Enforcement of arbitral awards

The QFC Arbitration Regulations and the Qatari Arbitration Law are founded on the UNCITRAL Model Law. For this reason, the grounds for challenging or setting aside an arbitral award are materially identical in each. However, they prescribe different time limits for making such an application: under the Qatari Arbitration Law, it is one month from the date of receipt of the award (or the corrected award), whereas the QFC Arbitration Regulations set a three-month period.

Furthermore, under article 41(2)(B)(ii) of the QFC Arbitration Regulations, an award can be set aside if it is against the ‘interest of the QFC’. On the face of it, this appears to be more limited than the general ground of ‘public policy’, which is the term used in article 33(3) of the Qatari Arbitration Law. However, this matter has yet to be decided by the QFC Court.

Other factors

As the QFC Court can be designated as the Competent Court in a Doha-seated arbitration, if parties wish to avail themselves of the QFC Court, they do not need to prescribe the QFC as the seat. Therefore, the question arises if there is any advantage in choosing the QFC Court as the supervisory court, whether by way of a QFC-seated arbitration or by designating the QFC Court as the Competent Court in an arbitration seated in Doha.

It might be thought that the QFC Court is more expeditious than mainland courts, not least because the volume of litigation in the mainland Qatari courts is higher. Further, the QFC Court provides a more diverse and international pool of judges, including those with significant experience of international arbitration – such as the current President of the QFC Court, Lord Thomas of Cwmgiedd, who is the former Lord Chief Justice of England and Wales – and a very efficient registry in charge of the administration of cases.

Unlike in the mainland Qatari courts, there is no obligation on parties before the QFC Court to instruct local counsel.

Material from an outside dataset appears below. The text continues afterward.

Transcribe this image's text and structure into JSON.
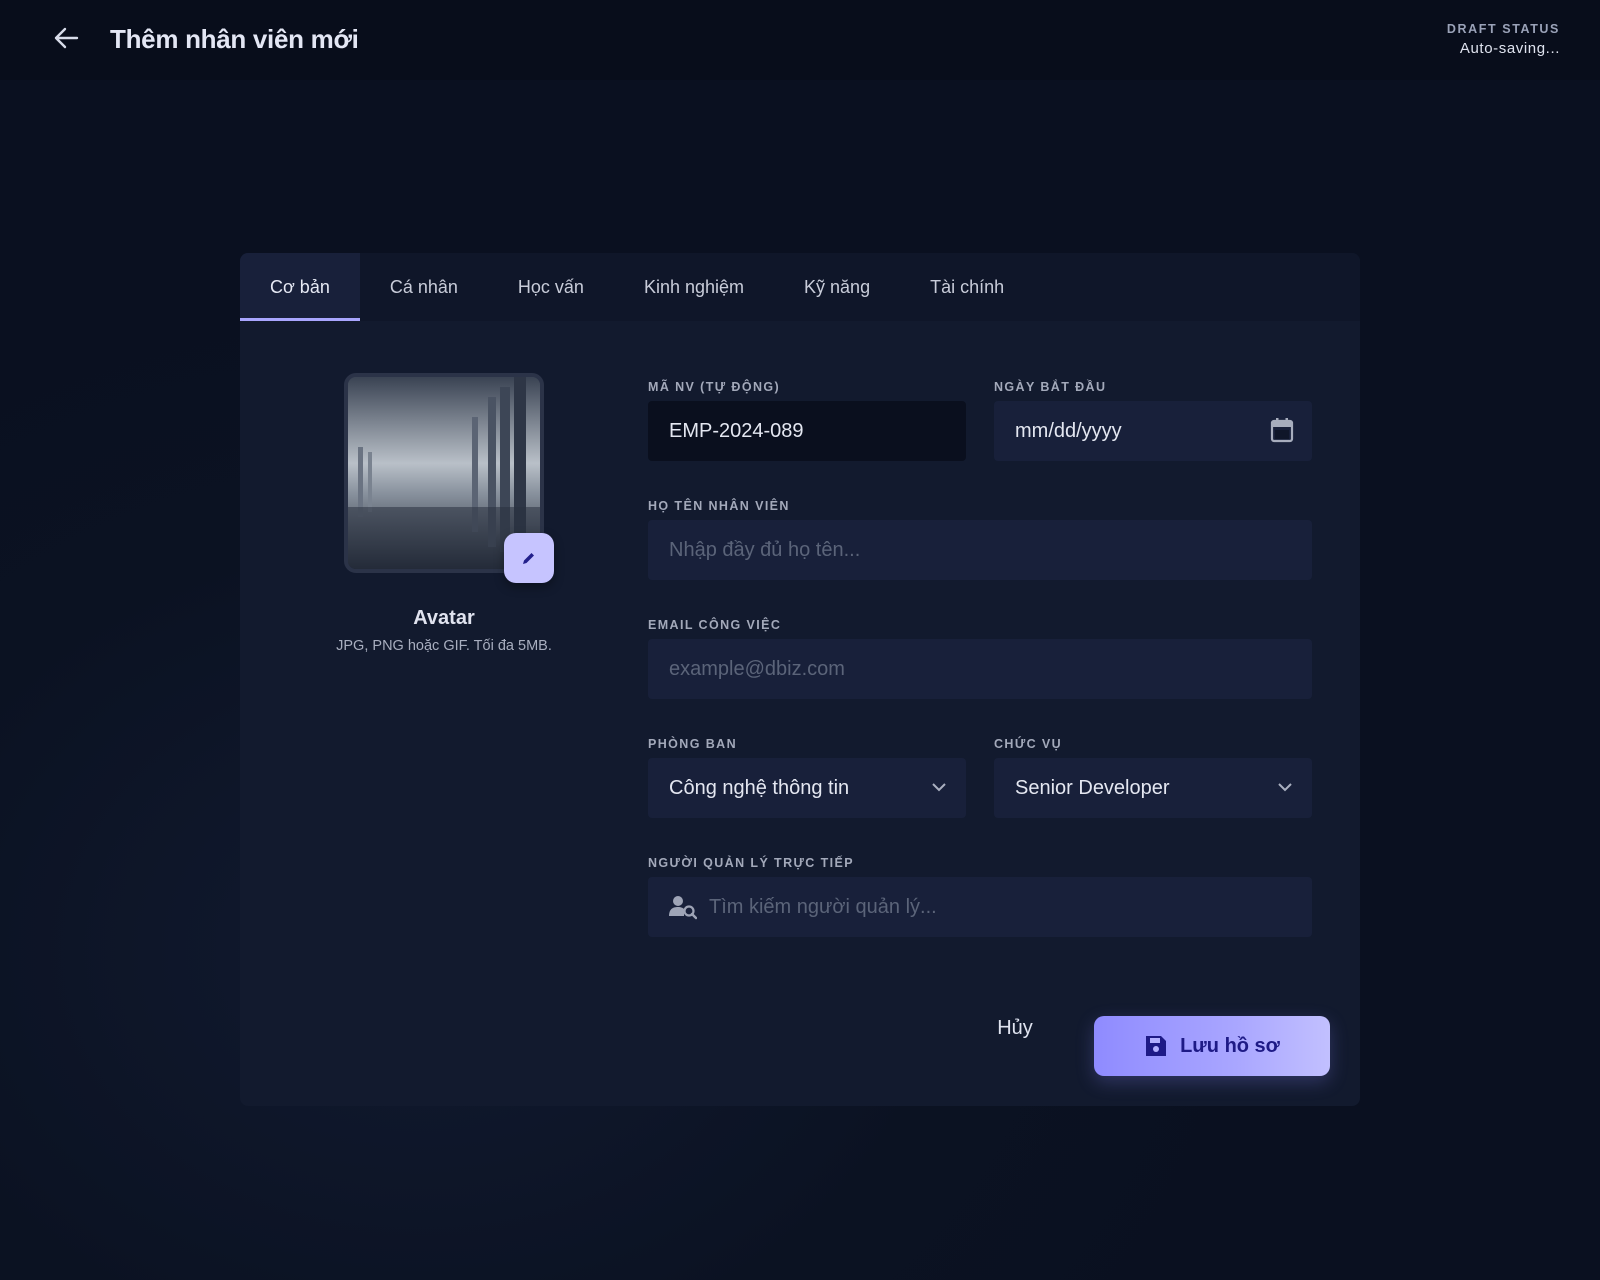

This is because any practitioner who has rights of audience before the higher courts of their home jurisdiction is permitted to appear before the QFC Court. In consequence, there is an obvious cost saving.

Furthermore, where the QFC is the seat, parties can rely on English law principles if an issue is not addressed in the QFC Arbitration Regulations: see Chedid & Associates Qatar LLC v Said Bou Ayash [2015] QIC (A) 2 at paragraph 18 and Leonardo SpA v Doha Bank Assurance Company LLC [2020] QIC (A) 1 at paragraphs 42–45.

Conclusion

While Doha and the QFC have materially identical arbitration laws, the QFC is still in its infancy as an arbitral seat. Doha-seated arbitrations are certainly more commonplace, and it is rare to see parties choosing the QFC Court as the Competent Court. This is because local entities and businesses who wish to arbitrate under the Qatari Arbitration Law tend to be more familiar with the mainland Qatari courts and their supervisory regime. For the same reason, where a party wishes to have the QFC Court as the supervisory court, it would likely opt for the QFC as the seat. Indeed, in the authors’ view, there is much to commend the QFC as an arbitral seat, including the high quality of the judiciary.